Not much, it turns out. For a start, the proposed new allocation of special drawing rights ($250 billion) is to be a general allocation, based on existing quotas. So the bulk of it will go to the G-20 countries.
The rich world alone will get approximately 60 per cent of the new SDR creation. Helping poor countries get more would require a special issue of new SDRs something that was proposed in the International Monetary Fund (IMF) in 1997 but vetoed by the U.S. and held in abeyance ever since.
Much of the rest of the money will be conditional lending from the IMF, which has recently distinguished itself only by its utter failure to prevent or deal with financial crises in emerging markets because of its aggressively pro-cyclical conditionalities. It is amazing that the IMF is being rewarded for multiple failures. This is after all the organisation that failed to predict the collapse of the U.S. sub-prime market, announced that the medium-term financial outlook for Iceland was exceptionally healthy just months before the country was declared effectively bankrupt, and has succeeded in making things much worse in most of the countries where it has forced its austerity measures in return for paltry loans.
So the single greatest beneficiary of this G-20 meeting must be the IMF, which would otherwise have been on life support as a global player. Indeed, the most disappointing even most alarming aspect of the G-20 communique is the declared intent to prop up and strengthen the IMF without doing anything about its completely undemocratic structure of decision-making or its unacceptable loan conditions.

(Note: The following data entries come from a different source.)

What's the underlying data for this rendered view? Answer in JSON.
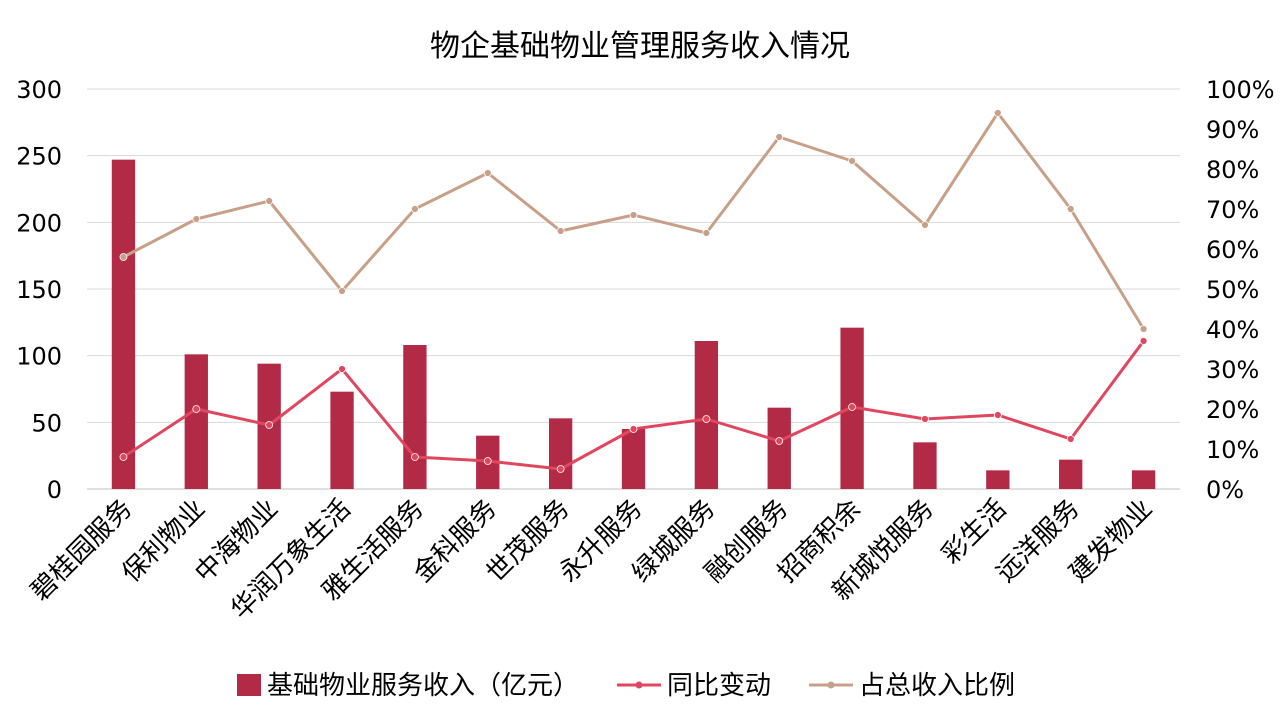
{
  "chart_data": {
    "type": "bar",
    "title": "物企基础物业管理服务收入情况",
    "categories": [
      "碧桂园服务",
      "保利物业",
      "中海物业",
      "华润万象生活",
      "雅生活服务",
      "金科服务",
      "世茂服务",
      "永升服务",
      "绿城服务",
      "融创服务",
      "招商积余",
      "新城悦服务",
      "彩生活",
      "远洋服务",
      "建发物业"
    ],
    "series": [
      {
        "name": "基础物业服务收入（亿元）",
        "kind": "bar",
        "axis": "left",
        "color": "#b22a46",
        "values": [
          247,
          101,
          94,
          73,
          108,
          40,
          53,
          45,
          111,
          61,
          121,
          35,
          14,
          22,
          14
        ]
      },
      {
        "name": "同比变动",
        "kind": "line",
        "axis": "right",
        "color": "#e0475e",
        "values": [
          8,
          20,
          16,
          30,
          8,
          7,
          5,
          15,
          17.5,
          12,
          20.5,
          17.5,
          18.5,
          12.5,
          37
        ]
      },
      {
        "name": "占总收入比例",
        "kind": "line",
        "axis": "right",
        "color": "#c8a088",
        "values": [
          58,
          67.5,
          72,
          49.5,
          70,
          79,
          64.5,
          68.5,
          64,
          88,
          82,
          66,
          94,
          70,
          40
        ]
      }
    ],
    "y_left": {
      "min": 0,
      "max": 300,
      "ticks": [
        "0",
        "50",
        "100",
        "150",
        "200",
        "250",
        "300"
      ]
    },
    "y_right": {
      "min": 0,
      "max": 100,
      "ticks": [
        "0%",
        "10%",
        "20%",
        "30%",
        "40%",
        "50%",
        "60%",
        "70%",
        "80%",
        "90%",
        "100%"
      ]
    },
    "grid": true,
    "legend_position": "bottom"
  }
}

What makes this especially troubling is that the IMF continues to impose these disastrous pro-cyclical conditions on countries that are forced to borrow from it at present: Ukraine, Pakistan and Latvia, for example, have all been told to cut government spending and raise interest rates and user charges for government services in the middle of the downswing in return for IMF loans.
Unfortunately, since the IMF has been given this unconditional gift from the G-20 leaders (including those from developing countries who should really know better) there is nothing to stop it from continuing to behave in this ridiculous and unjust way, which is also based on extreme double standards for rich and poor countries.
What is particularly unfortunate is the G-20 completely ignoring the recommendations of the Stiglitz Commission on international financial reform set up by the more democratic international body, the United Nations General Assembly. That commission, which came up with its preliminary report just before the G-20 summit, made a number of useful short-term and medium-term recommendations.
For example, it recommended an immediate new special allocation of SDRs, along with a new credit facility for development funds, strengthening regional initiatives and providing 1 per cent of all stimulus packages as Official Development Assistance. These would actually have made a much more positive difference to developing countries than the self-aggrandising posturing of G-20.
Even the G-20s commitment to avoid protectionism sounds ominous for developing countries, and not only because it is likely to be honoured only in the breach. It was stated with the goal of reaching an ambitious and balanced conclusion to the World Trade Organisation trade negotiations which can only mean forcing more trade liberalisation that has already led to agrarian crisis and deindustrialisation in much of the south.
The basic problem, though, is that the G-20 has not produced anything like the response needed to pull the world economy out of this unprecedented mess. Clearly, the idea is to put back the broken pieces somehow, to produce more of the same pattern of growth as before. That is neither desirable nor sustainable, and will rapidly run into crisis once more, at a tremendous human cost. It is a pity that the would-be leaders of the world have shown so little generosity or imagination.